Regarding the preparation method of the test piece, there is no first layer, and the second layer is dye (10- (carboxymethylaminocarbonyl) -3,7-bis (dimethylamino) phenothiazine sodium (DA67) 0.05 mg) and antioxidant. Ascorbic acid 0.2 mg was dissolved in 10 μL of buffer (50 mM PIPES) to prepare a reagent. A fiber structure (woven fabric) was impregnated with this reagent and dried with hot air at 50 ° C. for 15 minutes to prepare a test piece for biochemical analysis.

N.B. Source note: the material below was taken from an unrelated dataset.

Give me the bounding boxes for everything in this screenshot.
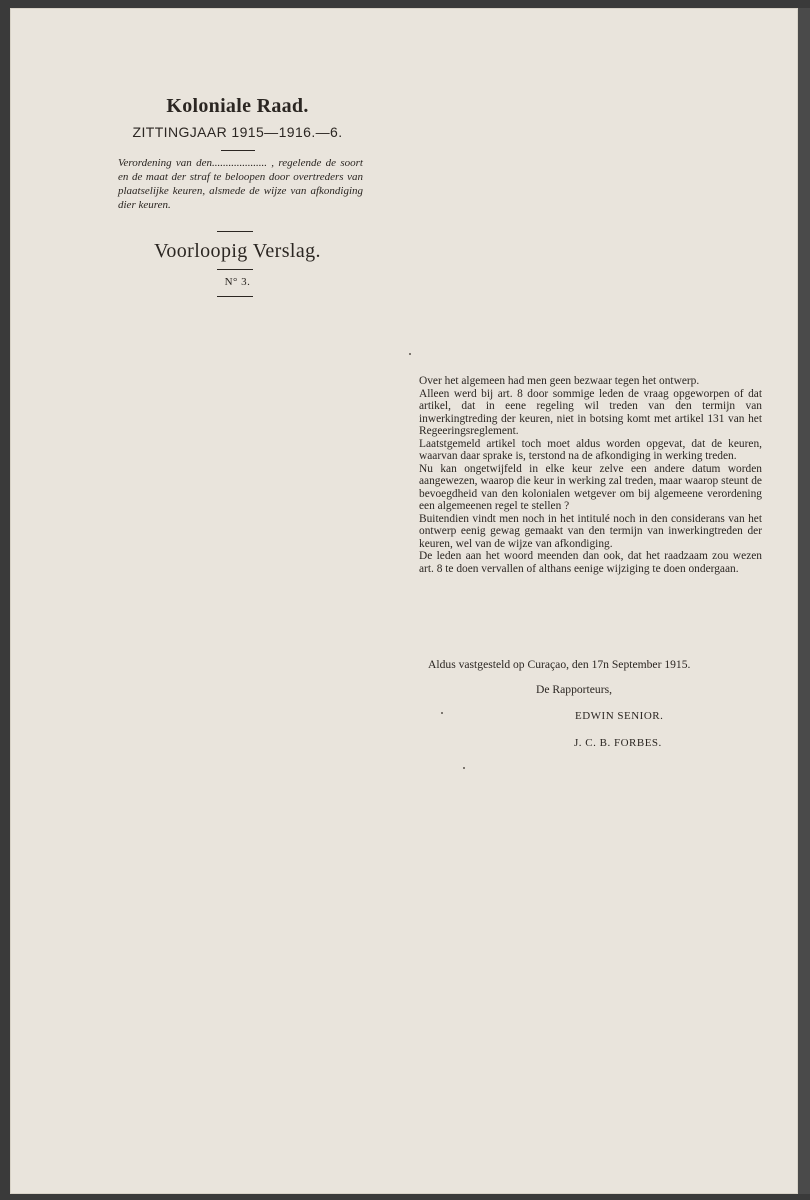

As is apparent from the results in Table 6, the reagent composition of Comparative Example 9 did not develop self-coloring over time, and exhibited a self-coloring inhibitory effect near 666 nm. In the reagent composition of Comparative Example 9, the correlation coefficient between the substrate concentration and the absorbance was low, and the quantitative property could not be obtained. Moreover, it was not possible to achieve both self-coloration suppression and quantitative properties.

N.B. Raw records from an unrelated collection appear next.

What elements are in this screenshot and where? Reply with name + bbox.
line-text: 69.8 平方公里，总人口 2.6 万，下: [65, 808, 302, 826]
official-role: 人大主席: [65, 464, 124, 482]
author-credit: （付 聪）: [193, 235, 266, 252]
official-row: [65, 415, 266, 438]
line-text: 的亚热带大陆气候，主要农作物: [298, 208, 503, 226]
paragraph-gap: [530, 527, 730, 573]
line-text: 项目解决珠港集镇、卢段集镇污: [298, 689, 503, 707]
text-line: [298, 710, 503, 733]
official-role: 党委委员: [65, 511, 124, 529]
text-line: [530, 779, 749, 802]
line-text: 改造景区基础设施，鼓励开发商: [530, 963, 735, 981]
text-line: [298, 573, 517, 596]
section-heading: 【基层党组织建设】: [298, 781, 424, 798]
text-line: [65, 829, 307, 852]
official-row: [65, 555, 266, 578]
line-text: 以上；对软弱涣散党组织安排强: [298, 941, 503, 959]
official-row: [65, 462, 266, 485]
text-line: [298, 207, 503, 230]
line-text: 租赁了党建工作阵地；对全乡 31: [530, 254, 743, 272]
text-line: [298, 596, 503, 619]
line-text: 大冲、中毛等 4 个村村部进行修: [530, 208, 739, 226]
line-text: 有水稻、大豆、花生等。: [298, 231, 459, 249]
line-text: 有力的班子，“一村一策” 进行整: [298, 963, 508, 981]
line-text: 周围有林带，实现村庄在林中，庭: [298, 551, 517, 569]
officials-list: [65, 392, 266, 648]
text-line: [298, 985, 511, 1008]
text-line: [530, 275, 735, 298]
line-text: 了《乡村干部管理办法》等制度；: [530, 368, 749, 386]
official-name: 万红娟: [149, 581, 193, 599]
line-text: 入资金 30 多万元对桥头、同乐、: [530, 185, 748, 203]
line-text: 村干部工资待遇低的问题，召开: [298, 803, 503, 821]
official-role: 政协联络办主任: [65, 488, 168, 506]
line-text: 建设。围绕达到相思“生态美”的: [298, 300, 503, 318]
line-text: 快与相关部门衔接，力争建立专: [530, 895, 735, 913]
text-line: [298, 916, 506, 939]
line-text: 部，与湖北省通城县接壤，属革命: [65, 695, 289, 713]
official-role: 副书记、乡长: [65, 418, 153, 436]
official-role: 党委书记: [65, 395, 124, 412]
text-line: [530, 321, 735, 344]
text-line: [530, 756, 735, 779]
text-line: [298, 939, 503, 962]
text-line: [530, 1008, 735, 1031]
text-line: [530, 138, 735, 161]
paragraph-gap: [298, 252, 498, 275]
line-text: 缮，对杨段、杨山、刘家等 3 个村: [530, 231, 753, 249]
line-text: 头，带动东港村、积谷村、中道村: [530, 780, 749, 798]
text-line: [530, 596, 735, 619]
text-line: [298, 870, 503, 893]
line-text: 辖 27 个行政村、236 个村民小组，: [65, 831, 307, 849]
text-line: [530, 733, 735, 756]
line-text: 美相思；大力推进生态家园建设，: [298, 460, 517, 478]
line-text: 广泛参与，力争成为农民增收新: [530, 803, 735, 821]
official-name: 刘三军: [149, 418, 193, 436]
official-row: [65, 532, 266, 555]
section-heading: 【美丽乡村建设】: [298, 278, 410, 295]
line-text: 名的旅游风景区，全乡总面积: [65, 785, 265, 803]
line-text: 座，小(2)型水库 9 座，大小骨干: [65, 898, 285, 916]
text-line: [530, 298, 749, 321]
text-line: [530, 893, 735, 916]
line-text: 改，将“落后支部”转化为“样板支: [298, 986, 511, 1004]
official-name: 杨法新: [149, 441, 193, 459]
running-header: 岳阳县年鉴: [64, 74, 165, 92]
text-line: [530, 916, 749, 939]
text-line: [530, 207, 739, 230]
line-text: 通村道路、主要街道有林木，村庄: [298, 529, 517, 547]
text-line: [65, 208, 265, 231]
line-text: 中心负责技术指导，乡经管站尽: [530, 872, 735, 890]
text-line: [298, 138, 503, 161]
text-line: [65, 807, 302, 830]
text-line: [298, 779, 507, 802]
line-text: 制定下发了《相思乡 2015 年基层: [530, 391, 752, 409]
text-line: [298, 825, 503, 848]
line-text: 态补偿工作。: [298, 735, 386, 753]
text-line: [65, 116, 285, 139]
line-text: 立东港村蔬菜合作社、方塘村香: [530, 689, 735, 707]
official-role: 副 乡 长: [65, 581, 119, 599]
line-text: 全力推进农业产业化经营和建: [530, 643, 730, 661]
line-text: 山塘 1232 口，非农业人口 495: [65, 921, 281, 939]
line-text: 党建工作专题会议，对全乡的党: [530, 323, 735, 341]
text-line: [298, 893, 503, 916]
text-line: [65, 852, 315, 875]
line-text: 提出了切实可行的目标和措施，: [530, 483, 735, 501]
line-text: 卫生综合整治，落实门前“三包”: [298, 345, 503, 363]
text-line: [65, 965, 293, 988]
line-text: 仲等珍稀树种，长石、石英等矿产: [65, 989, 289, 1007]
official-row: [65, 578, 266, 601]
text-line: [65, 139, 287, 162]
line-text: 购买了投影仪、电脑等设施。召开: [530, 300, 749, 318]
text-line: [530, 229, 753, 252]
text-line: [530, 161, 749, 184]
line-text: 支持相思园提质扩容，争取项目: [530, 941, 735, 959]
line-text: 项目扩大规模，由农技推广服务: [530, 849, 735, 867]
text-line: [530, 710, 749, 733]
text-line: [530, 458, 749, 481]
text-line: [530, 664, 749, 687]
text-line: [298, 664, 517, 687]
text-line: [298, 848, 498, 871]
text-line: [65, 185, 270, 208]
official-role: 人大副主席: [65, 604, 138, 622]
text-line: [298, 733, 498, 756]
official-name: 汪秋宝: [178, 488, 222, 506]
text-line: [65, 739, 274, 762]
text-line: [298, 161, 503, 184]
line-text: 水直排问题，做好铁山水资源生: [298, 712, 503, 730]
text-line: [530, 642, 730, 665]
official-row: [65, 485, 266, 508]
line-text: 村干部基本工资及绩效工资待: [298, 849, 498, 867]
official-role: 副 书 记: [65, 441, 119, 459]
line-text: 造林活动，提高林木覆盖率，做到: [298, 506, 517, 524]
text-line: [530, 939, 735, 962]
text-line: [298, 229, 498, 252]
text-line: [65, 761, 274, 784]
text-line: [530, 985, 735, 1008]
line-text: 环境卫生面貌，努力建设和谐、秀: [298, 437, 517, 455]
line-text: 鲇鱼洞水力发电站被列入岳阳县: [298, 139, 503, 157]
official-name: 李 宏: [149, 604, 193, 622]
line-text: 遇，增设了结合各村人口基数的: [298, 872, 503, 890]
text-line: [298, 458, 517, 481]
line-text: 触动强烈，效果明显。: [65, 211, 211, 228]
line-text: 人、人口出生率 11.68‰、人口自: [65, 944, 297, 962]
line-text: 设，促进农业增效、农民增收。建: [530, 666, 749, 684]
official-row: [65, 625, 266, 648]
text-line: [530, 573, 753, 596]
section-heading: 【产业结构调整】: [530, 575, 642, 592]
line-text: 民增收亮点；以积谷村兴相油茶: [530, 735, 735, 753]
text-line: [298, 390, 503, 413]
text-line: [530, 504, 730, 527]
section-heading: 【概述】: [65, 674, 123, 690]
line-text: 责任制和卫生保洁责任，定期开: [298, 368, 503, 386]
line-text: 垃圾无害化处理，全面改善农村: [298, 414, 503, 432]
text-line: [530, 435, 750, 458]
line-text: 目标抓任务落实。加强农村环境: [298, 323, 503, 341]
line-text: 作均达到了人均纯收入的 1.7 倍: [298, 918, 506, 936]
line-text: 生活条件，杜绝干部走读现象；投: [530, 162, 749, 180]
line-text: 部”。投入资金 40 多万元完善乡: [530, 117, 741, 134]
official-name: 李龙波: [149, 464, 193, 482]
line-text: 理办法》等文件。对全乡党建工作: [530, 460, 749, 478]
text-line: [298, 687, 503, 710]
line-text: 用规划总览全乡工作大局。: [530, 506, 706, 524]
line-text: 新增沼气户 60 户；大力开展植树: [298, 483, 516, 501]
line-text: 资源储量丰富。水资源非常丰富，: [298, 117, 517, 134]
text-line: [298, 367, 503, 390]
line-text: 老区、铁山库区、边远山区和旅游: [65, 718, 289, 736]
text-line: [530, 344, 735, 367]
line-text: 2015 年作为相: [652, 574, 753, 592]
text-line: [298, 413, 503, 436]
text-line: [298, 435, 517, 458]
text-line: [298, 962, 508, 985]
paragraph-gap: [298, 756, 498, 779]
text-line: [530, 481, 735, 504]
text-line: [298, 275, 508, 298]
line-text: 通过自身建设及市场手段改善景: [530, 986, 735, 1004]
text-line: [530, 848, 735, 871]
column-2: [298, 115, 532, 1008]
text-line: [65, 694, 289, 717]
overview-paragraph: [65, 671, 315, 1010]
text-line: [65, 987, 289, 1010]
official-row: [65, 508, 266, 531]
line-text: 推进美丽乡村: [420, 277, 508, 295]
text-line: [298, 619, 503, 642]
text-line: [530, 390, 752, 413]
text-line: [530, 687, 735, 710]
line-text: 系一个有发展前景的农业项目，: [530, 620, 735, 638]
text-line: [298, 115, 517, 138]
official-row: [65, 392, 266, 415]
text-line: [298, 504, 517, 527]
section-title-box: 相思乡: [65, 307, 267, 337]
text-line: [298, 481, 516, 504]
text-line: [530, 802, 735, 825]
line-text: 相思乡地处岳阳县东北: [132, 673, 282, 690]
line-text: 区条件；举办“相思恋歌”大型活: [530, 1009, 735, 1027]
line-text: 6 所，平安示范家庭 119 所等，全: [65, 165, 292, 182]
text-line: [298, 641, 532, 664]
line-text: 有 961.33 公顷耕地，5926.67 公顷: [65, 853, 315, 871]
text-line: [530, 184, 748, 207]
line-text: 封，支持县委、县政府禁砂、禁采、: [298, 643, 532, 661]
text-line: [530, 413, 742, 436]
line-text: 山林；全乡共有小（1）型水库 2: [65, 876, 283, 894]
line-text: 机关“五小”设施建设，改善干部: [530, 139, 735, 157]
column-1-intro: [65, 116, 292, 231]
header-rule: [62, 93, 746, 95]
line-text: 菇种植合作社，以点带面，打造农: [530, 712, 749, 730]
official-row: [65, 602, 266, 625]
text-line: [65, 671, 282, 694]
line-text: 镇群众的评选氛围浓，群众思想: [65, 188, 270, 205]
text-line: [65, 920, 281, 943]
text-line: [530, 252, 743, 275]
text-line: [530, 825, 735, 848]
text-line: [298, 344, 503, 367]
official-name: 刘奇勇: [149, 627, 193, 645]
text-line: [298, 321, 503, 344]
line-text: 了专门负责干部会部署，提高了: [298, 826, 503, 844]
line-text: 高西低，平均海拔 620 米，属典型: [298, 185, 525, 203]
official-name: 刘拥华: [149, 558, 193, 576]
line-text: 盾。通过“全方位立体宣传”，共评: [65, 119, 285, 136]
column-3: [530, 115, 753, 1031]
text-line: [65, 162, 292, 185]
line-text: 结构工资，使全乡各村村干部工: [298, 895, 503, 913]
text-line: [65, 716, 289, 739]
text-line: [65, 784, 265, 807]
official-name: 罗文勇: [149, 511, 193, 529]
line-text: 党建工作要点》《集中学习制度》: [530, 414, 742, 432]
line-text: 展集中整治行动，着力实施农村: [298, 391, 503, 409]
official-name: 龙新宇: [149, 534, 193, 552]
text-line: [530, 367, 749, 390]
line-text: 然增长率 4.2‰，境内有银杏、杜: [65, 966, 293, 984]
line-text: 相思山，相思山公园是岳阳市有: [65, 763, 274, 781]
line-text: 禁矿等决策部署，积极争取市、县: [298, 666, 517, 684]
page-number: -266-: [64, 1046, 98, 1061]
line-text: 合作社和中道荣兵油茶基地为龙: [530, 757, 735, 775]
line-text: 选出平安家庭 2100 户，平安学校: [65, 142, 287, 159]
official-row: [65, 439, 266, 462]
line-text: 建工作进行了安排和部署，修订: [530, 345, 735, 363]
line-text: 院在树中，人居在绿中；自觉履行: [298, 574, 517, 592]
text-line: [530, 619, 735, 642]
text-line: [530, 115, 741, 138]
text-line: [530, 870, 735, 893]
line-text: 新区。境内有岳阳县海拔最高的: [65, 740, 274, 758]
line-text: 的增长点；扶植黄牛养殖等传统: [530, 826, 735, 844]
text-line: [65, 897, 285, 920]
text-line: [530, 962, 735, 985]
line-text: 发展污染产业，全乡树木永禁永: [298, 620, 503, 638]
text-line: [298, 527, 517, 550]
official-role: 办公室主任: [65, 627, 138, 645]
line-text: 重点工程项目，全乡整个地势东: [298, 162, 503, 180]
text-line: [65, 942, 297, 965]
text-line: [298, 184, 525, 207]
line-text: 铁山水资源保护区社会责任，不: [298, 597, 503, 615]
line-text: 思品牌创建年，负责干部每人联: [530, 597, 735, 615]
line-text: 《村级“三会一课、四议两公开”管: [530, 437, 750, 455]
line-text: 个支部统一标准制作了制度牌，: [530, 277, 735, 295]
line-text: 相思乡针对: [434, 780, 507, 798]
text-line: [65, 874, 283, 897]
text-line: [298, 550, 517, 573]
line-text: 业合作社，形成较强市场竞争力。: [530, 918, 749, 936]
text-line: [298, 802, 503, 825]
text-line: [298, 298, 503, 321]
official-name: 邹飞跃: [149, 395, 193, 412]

According to the present invention, it is possible to stably use a dye having a high sensitivity at the time of an enzymatic reaction of a simple dry-type test specimen for biochemical analysis, to provide a test piece that can obtain a stable enzyme reactivity and can be measured with high accuracy. Can do. Therefore, it is possible to improve the measurement accuracy when diagnosing diabetes and various diseases, and it is expected to greatly contribute to the industry such as disease prevention and diagnosis.

Claims (12)

A test piece for biochemical analysis comprising a leuco dye and a multilayer structure containing a substrate and an enzyme that generates hydrogen peroxide by oxidation reaction in the presence of oxygen,
(A) at least one layer containing a leuco dye and one or more antioxidants;
(B) A test piece for biochemical analysis, comprising an enzyme for eliminating peroxidase and an antioxidant in a layer different from the layer. The test piece for biochemical analysis according to claim 1, wherein the antioxidant is at least one antioxidant selected from the group consisting of ascorbic acid, an ascorbic acid derivative, glutathione, and a glutathione derivative. The test piece for biochemical analysis according to claim 2, wherein the antioxidant is ascorbic acid and / or an ascorbic acid derivative. The test piece for biochemical analysis according to any one of claims 1 to 3, wherein the enzyme that eliminates the antioxidant is ascorbate oxidase and / or γ-glutamyl transpeptidase. The test piece for biochemical analysis according to claim 4, wherein the enzyme that eliminates the antioxidant is ascorbate oxidase. The test piece for biochemical analysis according to any one of claims 1 to 5, wherein the concentration of the antioxidant is 0.03 mg / cm2 or more and 0.05 mg / cm2 or less. The test piece for biochemical analysis according to any one of claims 1 to 6, wherein the concentration of the enzyme that eliminates the antioxidant is 3 U / cm 2 or more and 100 U / cm 2 or less. The test piece for biochemical analysis according to any one of claims 1 to 7, wherein the leuco dye is 10- (carboxymethylaminocarbonyl) -3,7-bis (dimethylamino) phenothiazine sodium (DA67). The test piece for biochemical analysis according to any one of claims 1 to 8, wherein the addition amount of the leuco dye is 0.03 to 0.10 mg / cm 2 or less. The enzyme that generates hydrogen peroxide by oxidation reaction in the presence of substrate and oxygen is selected from the group consisting of glucose oxidase, urate oxidase (uricase), cholesterol oxidase, creatinine amide hydrolase, lipase, ketoamine oxidase, and glycated amino acid oxidase The test piece for biochemical analysis according to any one of claims 1 to 9, which is one type or two or more types. A biochemical analysis method comprising performing an enzymatic reaction using the test piece for biochemical analysis according to claim 1. A biochemical analyzer for performing biochemical analysis by performing an enzyme reaction using the test piece for biochemical analysis according to any one of claims 1 to 10.